/deepschmatzing

Primary LanguagePythonApache License 2.0Apache-2.0

DeepSchmatzing

Source code to replicate the results of:

"Using Representation Learning and Out-of-domain Data for a Paralinguistic Speech Task" Benjamin Milde, Chris Biemann In: Proceedings INTERSPEECH. Dresden, Germany, September 2015.

(Please cite this paper if you use this project in your academic work)

It allows you to train an audio sequence classifier based on Convolutional Neural Networks for language idenfication using the Voxforge corpus and for Eating Condition classification. The output of several classification systems was submitted to the INTERSPEECH 2015 Computational Paralinguistics challenge. Using an ensemble of many slightly different models a final score of 75.85% unweighted average recall (UAR) for 7-way Eating Condition classification was reached.

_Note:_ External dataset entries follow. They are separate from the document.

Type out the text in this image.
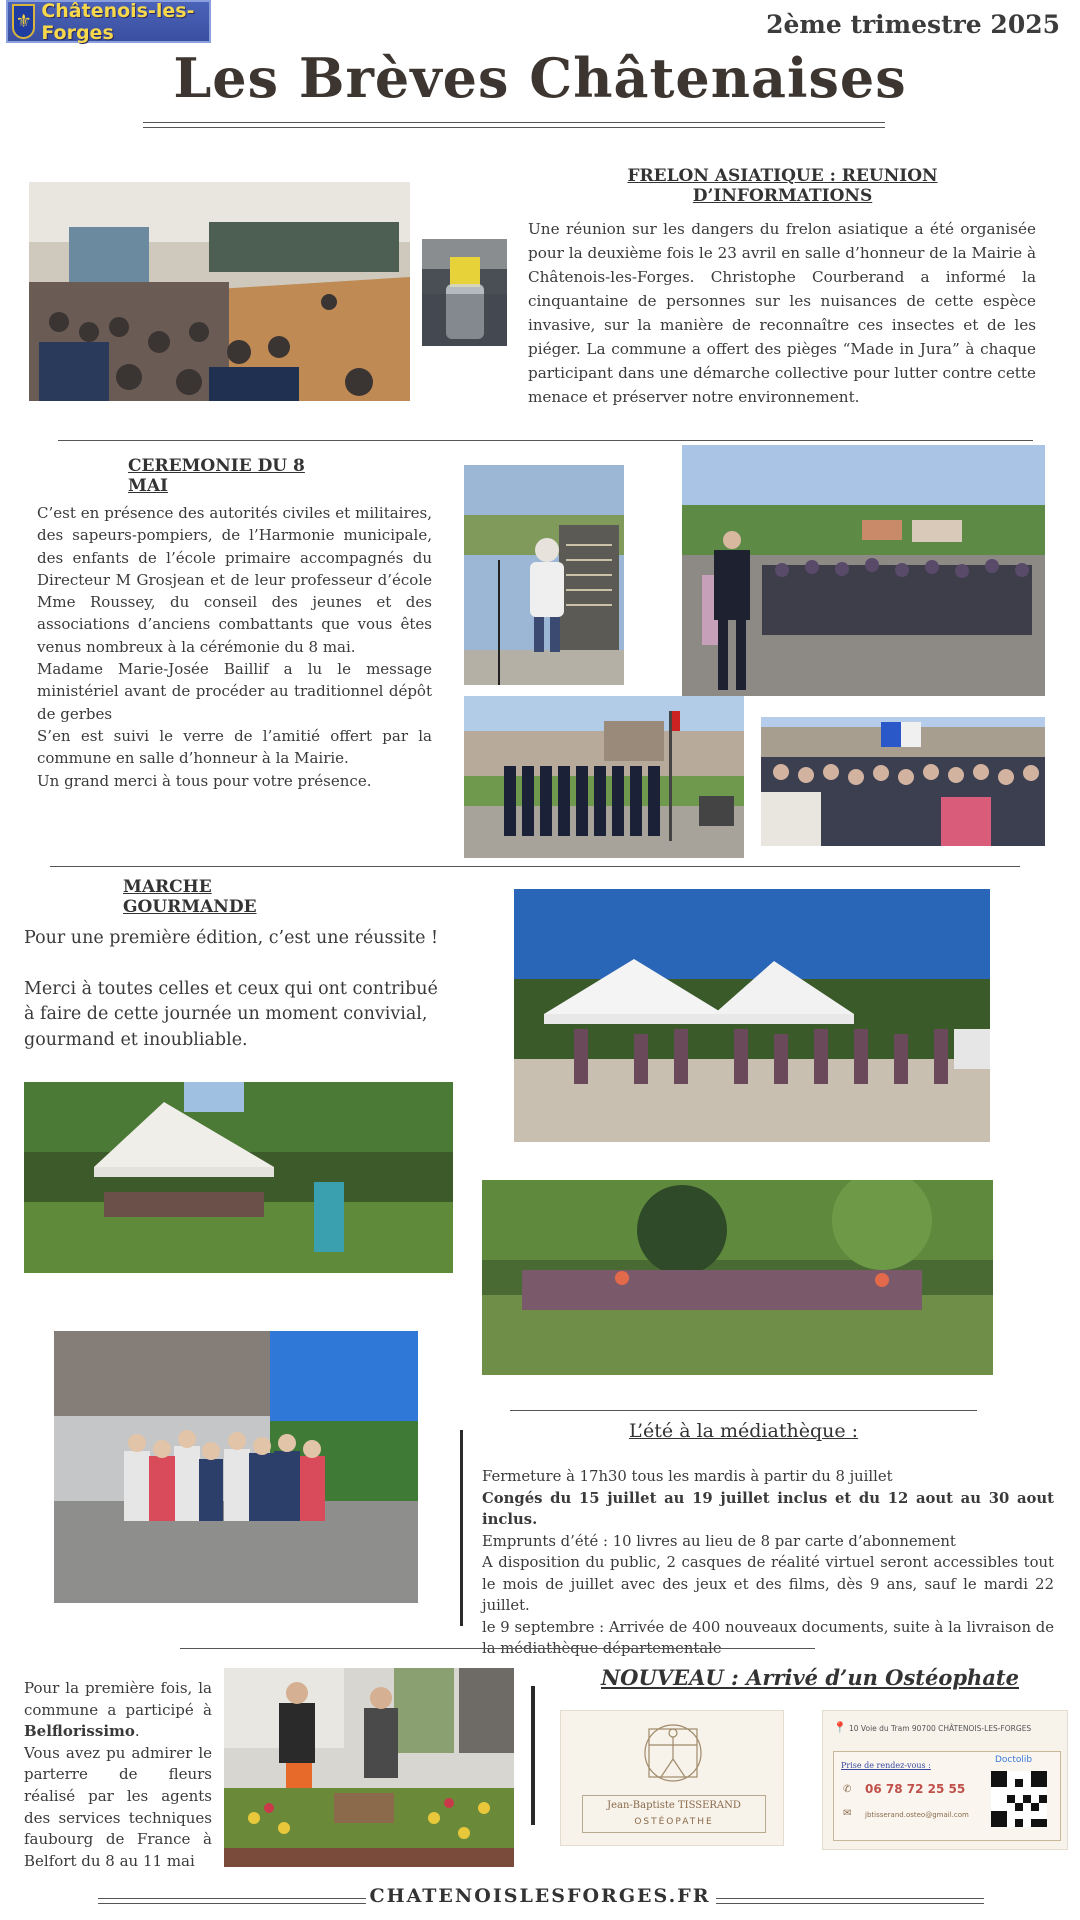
⚜ Châtenois-les-Forges	2ème trimestre 2025
Les Brèves Châtenaises
FRELON ASIATIQUE : REUNION D’INFORMATIONS
Une réunion sur les dangers du frelon asiatique a été organisée pour la deuxième fois le 23 avril en salle d’honneur de la Mairie à Châtenois-les-Forges. Christophe Courberand a informé la cinquantaine de personnes sur les nuisances de cette espèce invasive, sur la manière de reconnaître ces insectes et de les piéger. La commune a offert des pièges “Made in Jura” à chaque participant dans une démarche collective pour lutter contre cette menace et préserver notre environnement.
CEREMONIE DU 8 MAI

C’est en présence des autorités civiles et militaires, des sapeurs-pompiers, de l’Harmonie municipale, des enfants de l’école primaire accompagnés du Directeur M Grosjean et de leur professeur d’école Mme Roussey, du conseil des jeunes et des associations d’anciens combattants que vous êtes venus nombreux à la cérémonie du 8 mai.

Madame Marie-Josée Baillif a lu le message ministériel avant de procéder au traditionnel dépôt de gerbes

S’en est suivi le verre de l’amitié offert par la commune en salle d’honneur à la Mairie.

Un grand merci à tous pour votre présence.

MARCHE GOURMANDE

Pour une première édition, c’est une réussite !

Merci à toutes celles et ceux qui ont contribué à faire de cette journée un moment convivial, gourmand et inoubliable.

L’été à la médiathèque :

Fermeture à 17h30 tous les mardis à partir du 8 juillet

Congés du 15 juillet au 19 juillet inclus et du 12 aout au 30 aout inclus.

Emprunts d’été : 10 livres au lieu de 8 par carte d’abonnement

A disposition du public, 2 casques de réalité virtuel seront accessibles tout le mois de juillet avec des jeux et des films, dès 9 ans, sauf le mardi 22 juillet.

le 9 septembre : Arrivée de 400 nouveaux documents, suite à la livraison de la médiathèque départementale

Pour la première fois, la commune a participé à Belflorissimo.

Vous avez pu admirer le parterre de fleurs réalisé par les agents des services techniques faubourg de France à Belfort du 8 au 11 mai

NOUVEAU : Arrivé d’un Ostéophate
Jean-Baptiste TISSERAND
OSTÉOPATHE
📍 10 Voie du Tram 90700 CHÂTENOIS-LES-FORGES
Prise de rendez-vous :
Doctolib
✆ 06 78 72 25 55
✉ jbtisserand.osteo@gmail.com
CHATENOISLESFORGES.FR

The Eating Condition classification task is to determine if a short utterance is either "No Food", "Banana", "Crisp", "Nectarine", "Haribo", "Apple", "Biscuit", based on training and testing data from the iHEARu-EAT corpus. Speakers eat one of these specific food types while they speak and recite a poem.

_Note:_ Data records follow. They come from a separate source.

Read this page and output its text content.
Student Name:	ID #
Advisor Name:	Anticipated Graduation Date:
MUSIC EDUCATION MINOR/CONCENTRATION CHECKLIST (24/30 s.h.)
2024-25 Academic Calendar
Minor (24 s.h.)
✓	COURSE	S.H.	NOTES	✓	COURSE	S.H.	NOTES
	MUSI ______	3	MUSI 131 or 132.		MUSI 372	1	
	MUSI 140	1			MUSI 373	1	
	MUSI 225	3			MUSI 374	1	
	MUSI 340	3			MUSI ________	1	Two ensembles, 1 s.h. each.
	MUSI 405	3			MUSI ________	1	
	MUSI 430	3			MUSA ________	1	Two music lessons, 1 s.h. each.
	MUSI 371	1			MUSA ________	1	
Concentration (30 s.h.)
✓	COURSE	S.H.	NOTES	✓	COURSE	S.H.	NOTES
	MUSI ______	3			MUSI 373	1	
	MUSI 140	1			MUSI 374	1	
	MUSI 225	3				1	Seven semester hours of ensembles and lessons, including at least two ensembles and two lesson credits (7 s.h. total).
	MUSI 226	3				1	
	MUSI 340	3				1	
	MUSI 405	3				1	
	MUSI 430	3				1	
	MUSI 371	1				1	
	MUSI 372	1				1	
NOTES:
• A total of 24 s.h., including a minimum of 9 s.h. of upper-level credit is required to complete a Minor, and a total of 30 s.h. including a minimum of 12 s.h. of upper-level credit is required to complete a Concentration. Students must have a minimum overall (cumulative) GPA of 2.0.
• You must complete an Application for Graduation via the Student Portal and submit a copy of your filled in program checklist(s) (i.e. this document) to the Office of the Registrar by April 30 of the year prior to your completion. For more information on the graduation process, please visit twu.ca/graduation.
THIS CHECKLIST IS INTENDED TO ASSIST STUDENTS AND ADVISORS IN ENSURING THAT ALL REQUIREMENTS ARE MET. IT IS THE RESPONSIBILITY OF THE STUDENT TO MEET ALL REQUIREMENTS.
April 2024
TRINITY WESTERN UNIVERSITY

We made use of transfer learning and data augmentation, i.e. transferring weights of a 7-way language identification system trained on Voxforge. Weights of the convolutional layers of the trained Voxforge LID network were used as initialisation. Rubberband was used to generate additional pitch shifted variants of the training files (+/- 1 semitone, crisp level 6).

This code evolved under the time constrains of a challenge - good results were more important than good code quality. You should be able to replicate results, but don't expect easy to read code.